The state saw record high cases reported over a 24-hour period on Saturday and high case numbers also on Sunday. According to The Tampa Bay Times, there were 2,016 new cases reported over a 24-hour period on Sunday. The highest single-day surge came just a day prior, with 2,581 new cases on Saturday.
By late morning on Monday, the state health department reported an additional 1,758 new cases, 20 of which were non-Florida residents. The department also reported seven Florida resident COVID-19 deaths.
The health department reported a total of 77,326 cases in Florida, which includes non-Florida residents tested in the state. As of Monday, the department reported 2,938 COVID-19 deaths.
According to the newspaper, Saturday marked the 12th consecutive day the number of new cases exceeded 1,000 in a 24-hour timeframe.
The single-day surges from the weekend marked new heights since the Florida Department of Health began tracking infections in March 1, the outlet wrote.

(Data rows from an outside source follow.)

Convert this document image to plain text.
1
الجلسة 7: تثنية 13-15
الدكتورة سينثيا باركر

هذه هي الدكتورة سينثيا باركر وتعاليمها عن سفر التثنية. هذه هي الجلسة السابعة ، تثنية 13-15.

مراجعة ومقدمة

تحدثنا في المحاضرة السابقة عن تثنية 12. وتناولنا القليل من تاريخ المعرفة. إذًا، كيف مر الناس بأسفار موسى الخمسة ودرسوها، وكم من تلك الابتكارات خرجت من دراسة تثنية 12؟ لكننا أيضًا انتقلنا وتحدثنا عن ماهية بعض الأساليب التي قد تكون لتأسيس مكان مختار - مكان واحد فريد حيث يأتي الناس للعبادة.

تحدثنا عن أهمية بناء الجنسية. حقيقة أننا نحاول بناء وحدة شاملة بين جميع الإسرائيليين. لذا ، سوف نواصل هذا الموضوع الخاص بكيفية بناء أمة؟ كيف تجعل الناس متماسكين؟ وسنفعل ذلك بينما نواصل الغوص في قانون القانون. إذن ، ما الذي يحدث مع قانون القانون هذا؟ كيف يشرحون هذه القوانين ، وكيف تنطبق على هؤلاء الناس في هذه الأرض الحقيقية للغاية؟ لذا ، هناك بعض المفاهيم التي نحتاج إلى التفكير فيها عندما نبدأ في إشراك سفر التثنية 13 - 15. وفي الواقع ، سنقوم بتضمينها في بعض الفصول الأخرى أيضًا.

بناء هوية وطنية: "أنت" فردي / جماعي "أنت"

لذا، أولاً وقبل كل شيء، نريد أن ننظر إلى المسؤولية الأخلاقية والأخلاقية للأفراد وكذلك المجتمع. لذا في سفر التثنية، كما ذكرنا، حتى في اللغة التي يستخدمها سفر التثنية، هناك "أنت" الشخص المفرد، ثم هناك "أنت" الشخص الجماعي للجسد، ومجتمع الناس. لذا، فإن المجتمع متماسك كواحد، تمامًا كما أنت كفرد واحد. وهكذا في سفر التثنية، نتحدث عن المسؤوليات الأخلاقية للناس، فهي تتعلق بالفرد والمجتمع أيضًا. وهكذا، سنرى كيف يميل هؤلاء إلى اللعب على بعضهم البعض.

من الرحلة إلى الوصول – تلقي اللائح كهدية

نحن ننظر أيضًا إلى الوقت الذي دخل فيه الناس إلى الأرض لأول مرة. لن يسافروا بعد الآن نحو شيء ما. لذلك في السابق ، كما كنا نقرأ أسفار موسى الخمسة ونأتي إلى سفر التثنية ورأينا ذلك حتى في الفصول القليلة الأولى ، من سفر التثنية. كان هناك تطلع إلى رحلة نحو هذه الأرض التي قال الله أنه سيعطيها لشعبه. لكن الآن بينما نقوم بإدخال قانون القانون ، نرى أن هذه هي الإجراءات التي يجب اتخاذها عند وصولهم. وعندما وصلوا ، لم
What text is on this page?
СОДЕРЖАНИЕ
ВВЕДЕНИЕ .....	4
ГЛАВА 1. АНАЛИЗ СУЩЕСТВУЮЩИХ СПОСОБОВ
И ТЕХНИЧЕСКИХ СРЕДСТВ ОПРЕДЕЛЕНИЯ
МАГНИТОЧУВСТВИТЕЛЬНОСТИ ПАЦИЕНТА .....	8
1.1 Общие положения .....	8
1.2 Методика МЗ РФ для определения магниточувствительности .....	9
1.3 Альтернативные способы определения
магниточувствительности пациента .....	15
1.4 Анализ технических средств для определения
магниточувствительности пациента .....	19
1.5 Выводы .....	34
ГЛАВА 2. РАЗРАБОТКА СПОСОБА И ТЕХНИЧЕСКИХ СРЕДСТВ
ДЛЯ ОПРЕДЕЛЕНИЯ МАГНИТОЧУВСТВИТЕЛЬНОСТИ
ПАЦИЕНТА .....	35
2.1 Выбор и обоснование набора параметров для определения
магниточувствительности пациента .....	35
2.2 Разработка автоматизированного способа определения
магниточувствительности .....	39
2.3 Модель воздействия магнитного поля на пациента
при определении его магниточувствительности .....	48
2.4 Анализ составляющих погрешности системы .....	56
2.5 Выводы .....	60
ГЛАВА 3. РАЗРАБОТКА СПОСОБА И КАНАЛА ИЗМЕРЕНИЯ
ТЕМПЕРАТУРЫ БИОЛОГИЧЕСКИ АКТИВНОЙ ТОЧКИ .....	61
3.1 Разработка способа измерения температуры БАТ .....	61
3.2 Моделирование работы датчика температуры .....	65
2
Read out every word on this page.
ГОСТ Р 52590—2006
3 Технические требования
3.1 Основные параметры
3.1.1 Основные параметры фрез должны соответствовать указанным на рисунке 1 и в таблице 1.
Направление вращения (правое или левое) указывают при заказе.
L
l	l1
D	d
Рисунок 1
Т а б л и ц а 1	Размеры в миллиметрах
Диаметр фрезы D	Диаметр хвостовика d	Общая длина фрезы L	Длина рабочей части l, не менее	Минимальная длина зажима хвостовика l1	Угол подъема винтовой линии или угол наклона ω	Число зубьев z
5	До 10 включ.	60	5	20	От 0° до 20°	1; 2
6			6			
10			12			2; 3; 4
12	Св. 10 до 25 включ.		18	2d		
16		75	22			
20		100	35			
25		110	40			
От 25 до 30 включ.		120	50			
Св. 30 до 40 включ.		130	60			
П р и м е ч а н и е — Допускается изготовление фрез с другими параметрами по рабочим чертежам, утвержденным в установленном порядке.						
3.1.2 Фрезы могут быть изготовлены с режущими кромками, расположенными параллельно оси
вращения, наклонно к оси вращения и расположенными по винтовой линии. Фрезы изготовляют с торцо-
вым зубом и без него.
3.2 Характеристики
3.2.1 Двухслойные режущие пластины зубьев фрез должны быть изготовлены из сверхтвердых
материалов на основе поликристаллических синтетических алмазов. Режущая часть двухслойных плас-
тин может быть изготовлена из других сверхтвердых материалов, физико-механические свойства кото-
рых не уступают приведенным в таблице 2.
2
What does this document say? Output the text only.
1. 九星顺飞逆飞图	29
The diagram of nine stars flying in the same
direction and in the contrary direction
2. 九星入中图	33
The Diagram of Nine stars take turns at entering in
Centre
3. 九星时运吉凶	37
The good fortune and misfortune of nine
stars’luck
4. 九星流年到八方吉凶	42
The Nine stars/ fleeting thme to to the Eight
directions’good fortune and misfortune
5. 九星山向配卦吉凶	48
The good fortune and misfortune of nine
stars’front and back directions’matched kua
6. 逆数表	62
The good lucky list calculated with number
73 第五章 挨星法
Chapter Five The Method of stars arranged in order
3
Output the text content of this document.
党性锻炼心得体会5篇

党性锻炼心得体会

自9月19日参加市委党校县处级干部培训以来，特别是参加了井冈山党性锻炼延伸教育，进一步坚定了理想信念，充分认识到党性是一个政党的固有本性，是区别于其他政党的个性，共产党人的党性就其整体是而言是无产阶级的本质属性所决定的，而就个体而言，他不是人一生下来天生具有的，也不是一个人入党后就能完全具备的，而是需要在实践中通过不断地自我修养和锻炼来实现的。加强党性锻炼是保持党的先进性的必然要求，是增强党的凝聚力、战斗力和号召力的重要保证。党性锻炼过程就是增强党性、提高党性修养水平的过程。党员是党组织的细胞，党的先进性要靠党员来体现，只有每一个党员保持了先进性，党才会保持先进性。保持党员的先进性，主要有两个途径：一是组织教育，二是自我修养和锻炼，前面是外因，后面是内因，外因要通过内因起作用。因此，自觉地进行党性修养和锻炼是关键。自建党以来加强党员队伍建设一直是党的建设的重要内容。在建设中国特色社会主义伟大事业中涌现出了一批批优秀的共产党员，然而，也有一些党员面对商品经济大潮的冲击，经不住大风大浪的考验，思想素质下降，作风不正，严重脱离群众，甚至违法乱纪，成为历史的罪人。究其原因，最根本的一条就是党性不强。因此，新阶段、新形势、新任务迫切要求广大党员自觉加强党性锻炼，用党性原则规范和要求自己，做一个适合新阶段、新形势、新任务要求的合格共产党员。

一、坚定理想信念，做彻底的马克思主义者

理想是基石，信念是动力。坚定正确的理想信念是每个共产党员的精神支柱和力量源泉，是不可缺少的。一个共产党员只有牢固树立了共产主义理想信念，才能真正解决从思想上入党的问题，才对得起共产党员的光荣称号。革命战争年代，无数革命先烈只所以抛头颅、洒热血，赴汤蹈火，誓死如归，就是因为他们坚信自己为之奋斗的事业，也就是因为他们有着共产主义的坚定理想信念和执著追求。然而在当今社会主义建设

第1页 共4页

The number of deaths reported on Sunday remained at a single digit for the first time this month, the newspaper wrote. The health department reported six Florida resident deaths on Sunday related to COVID-19. The number of patients hospitalized with coronavirus also declined Sunday with 68 new admissions, the newspaper reported.
Florida Gov. Ron DeSantis on June 3 tweeted about declining numbers of Intensive Care Unit (ICU) hospitalizations and patients on ventilators. However since the protests over the death of George Floyd, who died in custody of the Minneapolis police, demographics of those becoming infected with the virus have continued to skew younger, according to Dr. Charles Lockwood, dean of the University of South Florida’s Morsani College of Medicine.
Lockwood told the newspaper that as patients become younger, the rate of new hospitalizations has continued to drop.
According to the New York Post, most of the state entered Phase 2 of DeSantis’ reopening plan, under which bars, pubs and nightclubs deriving 50 percent of sales from alcohol are allowed to operate at 50 percent of building capacity. Restaurants are allowed to operate at no more than 75 percent of building capacity, among other restrictions.
Arizona sees surge in coronavirus cases, public health experts link increase to hasty reopening
Public health experts say the surge in Arizona’s coronavirus cases reflects the state’s rapid reopening.
Arizona’s confirmed number of daily cases hit a high on June 8, with 1,373 cases reported in a single day, according to data from the Arizona Department of Health Services. But the state has routinely recorded over 1,000 new cases on several days over the past few weeks. The latest data confirms 1,233 new cases reported on June 14 bringing the then-total number of positive cases in the state to 35,691. On Monday, the health department also reported an additional three deaths, bringing the total number of COVID-19 deaths to 1,186.
According to these numbers, the state’s weekly average of daily cases has nearly tripled from two weeks ago, NPR reported.
Arizona Gov. Doug Ducey lifted the state’s stay-at-home down order on May 15, and during a recent news conference, Ducey credited the surge in positive cases to increased testing efforts.
“The increase of positive tests is not the direction we want to go. We want to go in the other direction,” Ducey said on June 11.
Additionally, there is no requirement for face masks in Arizona, though their use is recommended. Elective surgeries also resumed in the state on April 22.
“We had our arms around the PPE issue in the state of Arizona at that time,” Ducey said at a June 11 news conference.
Experts, however, have said the rise in cases correlates to the state’s earlier reopening efforts.
“Perhaps, Arizona will be a warning sign to other areas,” Katherine Ellingson, an epidemiologist at the University of Arizona, told NPR. “We never had that consistent downward trend that would signal it’s time to reopen and we have everything in place to do it safely.”
The spike in cases in Arizona is the consequence of lifting restrictions too quickly without a public health system that can keep pace, Dr. Peter Hotez, dean for the National School of Tropical Medicine at Baylor College of Medicine, told the outlet.
“It was just ‘open it up’ and then more or less business as usual, with a little bit of window dressing,” Hotez said. “This is not an abstract number of cases. We’re seeing people pile into intensive care units.”
During the June 11 news conference, Ducey said the state will “continue to take a calm and steady approach.”
Ducey had also said the state was continuing to build capacity with additional beds in intensive care units, but remarked that those additional beds weren’t needed.